Existing law and jurisprudence provides that an applicant for judicial confirmation of imperfect title must prove compliance with Section 14 of Presidential Decree (P.D.) No. 1529 or the Property Registration Decree. The pertinent portions of Section 14 provide:
“SEC. 14. Who may apply.—The following persons may file in the proper Court of First Instance an application for registration of title to land, whether personally or through their duly authorized representatives:
(1) Those who by themselves or through their predecessors-in-interest have been in open, continuous, exclusive and notorious possession and occupation of alienable and disposable lands of the public domain under a bona fide claim of ownership since June 12, 1945, or earlier.
(2) Those who have acquired ownership of private lands by prescription under the provisions of existing laws.xxx”
A CENRO certification that the land is within the alienable and disposable zone is sufficient to prove classification (Limcoma Multi-Purpose Cooperative v. Republic, G.R. No. 167652, July 10, 2007, 527 SCRA 233, 243-244, citing Republic v. Carrasco, G.R. No. 143491, December 6, 2006, 510 SCRA 150; Bureau of Forestry v. Court of Appeals, No. L-37995, August 31, 1987, 153 SCRA 351, 357 and Republic v. Court of Appeals,440 Phil. 697 (2002).

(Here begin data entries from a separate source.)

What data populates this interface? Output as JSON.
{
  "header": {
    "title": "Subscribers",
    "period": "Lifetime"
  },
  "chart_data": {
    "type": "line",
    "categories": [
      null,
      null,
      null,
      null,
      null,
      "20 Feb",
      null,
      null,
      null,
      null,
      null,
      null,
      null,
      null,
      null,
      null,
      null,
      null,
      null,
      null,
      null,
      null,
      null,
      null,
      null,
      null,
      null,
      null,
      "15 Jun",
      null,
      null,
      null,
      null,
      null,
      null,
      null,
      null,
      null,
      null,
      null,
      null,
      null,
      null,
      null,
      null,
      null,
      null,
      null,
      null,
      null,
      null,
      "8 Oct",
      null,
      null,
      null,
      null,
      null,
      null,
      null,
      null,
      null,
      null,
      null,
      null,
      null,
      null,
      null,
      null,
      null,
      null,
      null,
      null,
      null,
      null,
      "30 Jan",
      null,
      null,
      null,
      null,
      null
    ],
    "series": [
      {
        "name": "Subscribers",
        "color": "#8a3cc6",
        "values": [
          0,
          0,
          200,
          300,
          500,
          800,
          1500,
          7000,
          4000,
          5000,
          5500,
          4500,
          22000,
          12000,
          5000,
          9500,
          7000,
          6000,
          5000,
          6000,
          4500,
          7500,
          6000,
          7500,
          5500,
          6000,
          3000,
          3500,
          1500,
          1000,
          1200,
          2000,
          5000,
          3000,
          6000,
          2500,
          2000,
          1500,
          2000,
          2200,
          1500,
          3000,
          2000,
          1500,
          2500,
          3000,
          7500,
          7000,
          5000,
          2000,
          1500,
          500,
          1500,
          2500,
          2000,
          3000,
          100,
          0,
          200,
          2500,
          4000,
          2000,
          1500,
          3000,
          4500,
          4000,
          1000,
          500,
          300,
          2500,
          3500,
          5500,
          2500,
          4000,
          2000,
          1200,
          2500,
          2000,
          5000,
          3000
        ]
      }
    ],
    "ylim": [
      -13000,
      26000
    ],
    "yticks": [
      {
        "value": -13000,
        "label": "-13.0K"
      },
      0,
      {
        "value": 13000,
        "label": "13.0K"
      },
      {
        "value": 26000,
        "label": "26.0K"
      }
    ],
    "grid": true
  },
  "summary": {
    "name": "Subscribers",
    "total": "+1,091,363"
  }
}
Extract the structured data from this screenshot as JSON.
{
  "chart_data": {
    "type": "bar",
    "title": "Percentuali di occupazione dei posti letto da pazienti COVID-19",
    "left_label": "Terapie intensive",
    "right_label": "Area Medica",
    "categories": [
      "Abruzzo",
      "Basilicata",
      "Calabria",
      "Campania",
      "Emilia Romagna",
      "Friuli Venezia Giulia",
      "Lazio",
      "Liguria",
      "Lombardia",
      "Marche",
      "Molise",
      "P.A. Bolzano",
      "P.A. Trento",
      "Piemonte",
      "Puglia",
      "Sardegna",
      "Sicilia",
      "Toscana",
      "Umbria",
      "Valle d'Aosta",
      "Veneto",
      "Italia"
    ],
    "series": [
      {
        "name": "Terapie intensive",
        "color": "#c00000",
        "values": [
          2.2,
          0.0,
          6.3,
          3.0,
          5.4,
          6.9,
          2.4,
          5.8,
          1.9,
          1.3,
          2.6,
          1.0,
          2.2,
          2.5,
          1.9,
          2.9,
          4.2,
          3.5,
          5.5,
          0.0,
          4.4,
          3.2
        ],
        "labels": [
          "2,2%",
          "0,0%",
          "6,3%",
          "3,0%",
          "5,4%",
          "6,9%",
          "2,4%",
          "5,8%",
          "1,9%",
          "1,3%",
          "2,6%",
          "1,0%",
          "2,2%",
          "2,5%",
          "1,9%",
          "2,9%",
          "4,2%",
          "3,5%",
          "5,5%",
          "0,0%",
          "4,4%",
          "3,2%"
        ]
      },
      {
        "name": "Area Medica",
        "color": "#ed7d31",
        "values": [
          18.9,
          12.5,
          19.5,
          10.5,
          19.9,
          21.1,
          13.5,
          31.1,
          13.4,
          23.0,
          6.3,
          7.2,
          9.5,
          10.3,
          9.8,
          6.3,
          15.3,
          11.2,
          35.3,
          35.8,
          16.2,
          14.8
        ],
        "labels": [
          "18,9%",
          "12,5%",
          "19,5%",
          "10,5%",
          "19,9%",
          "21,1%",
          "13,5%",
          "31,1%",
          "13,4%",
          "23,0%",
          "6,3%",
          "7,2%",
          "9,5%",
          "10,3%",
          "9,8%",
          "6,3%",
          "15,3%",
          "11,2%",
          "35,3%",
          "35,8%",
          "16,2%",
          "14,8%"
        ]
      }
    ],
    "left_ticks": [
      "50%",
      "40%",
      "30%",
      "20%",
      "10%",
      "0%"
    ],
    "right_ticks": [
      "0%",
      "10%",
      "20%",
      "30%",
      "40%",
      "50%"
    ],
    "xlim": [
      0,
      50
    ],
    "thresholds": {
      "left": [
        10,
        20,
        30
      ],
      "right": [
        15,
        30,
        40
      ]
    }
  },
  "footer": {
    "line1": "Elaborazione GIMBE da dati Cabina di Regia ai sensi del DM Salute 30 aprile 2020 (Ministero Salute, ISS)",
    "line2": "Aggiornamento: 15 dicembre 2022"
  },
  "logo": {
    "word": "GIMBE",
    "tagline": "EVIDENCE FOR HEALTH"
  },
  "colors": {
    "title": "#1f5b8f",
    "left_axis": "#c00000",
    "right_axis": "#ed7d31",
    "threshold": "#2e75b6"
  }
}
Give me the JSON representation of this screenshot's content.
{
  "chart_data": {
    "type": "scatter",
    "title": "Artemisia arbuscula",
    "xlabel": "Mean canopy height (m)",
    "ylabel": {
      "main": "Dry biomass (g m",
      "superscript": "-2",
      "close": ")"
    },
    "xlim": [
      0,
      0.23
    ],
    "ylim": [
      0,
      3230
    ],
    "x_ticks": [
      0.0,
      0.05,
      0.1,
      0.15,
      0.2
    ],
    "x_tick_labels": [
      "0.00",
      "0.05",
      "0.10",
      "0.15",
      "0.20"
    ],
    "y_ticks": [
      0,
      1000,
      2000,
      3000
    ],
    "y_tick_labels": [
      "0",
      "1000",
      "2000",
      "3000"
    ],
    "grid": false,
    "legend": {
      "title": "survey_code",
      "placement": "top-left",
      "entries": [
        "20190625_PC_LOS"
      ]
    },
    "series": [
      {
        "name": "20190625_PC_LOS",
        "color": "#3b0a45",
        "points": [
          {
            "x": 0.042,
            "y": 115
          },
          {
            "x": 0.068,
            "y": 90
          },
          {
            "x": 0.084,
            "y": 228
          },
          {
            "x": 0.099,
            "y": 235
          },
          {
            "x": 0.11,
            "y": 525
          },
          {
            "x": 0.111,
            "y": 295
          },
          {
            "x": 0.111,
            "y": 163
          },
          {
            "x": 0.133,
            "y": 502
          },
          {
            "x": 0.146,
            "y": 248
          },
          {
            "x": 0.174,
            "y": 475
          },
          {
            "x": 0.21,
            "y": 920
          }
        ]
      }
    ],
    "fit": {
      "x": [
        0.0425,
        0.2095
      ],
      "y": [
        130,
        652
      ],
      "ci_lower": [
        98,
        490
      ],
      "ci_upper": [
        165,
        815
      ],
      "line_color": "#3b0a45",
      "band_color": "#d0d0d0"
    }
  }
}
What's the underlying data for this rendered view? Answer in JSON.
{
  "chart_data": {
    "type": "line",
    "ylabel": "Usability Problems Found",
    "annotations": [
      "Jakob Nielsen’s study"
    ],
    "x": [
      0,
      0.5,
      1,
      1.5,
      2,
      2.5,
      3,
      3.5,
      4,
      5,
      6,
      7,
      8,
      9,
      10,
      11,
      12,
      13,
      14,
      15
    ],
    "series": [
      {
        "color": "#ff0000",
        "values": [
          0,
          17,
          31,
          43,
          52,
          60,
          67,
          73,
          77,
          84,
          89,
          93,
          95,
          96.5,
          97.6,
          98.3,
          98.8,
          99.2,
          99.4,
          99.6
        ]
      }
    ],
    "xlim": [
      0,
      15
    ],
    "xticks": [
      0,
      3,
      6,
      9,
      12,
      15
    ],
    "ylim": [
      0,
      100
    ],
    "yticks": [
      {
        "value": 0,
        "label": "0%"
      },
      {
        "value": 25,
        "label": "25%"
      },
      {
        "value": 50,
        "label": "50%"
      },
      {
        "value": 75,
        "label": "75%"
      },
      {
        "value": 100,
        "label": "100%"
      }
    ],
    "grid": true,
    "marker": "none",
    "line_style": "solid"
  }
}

Open, continuous, exclusive and notorious possession and occupation of the land in question on or before June 12, 1945 may be proved by testimonial and documentary evidence, such as tax declarations which are good indicia of possession in the concept of an owner, for no one in his right mind would be paying taxes for a property that is not in his actual or constructive possession (Llanes v. Republic,G.R. No. 177947, November 27, 2008, 572 SCRA 258).
The thirty (30)-year period of prescription for purposes of acquiring ownership and registration of public land under Section 14 (2) of P.D. No. 1529 only begins from the moment the State expressly declares that the public dominion property is no longer intended for public service or the development of the national wealth or that the property has been converted into patrimonial, and there must be an express declaration by the State that the public dominion property is no longer intended for public service or the development of the national wealth or that the property has been converted into patrimonial. Without such express declaration, the property, even if classified as alienable or disposable, remains property of the public dominion, pursuant to Article 420(2), and thus incapable of acquisition by prescription. It is only when such alienable and disposable lands are expressly declared by the State to be no longer intended for public service or for the development of the national wealth that the period of acquisitive prescription can begin to run. Such declaration shall be in the form of a law duly enacted by Congress or a Presidential Proclamation in cases where the President is duly authorized by law.
In this case, the application was denied because the applicant failed to show proof of possession prior to 1945, or a congressional or presidential proclamation that the land is no longer intended for public service or for the development of the national wealth tolling the period of acquisitive prescription.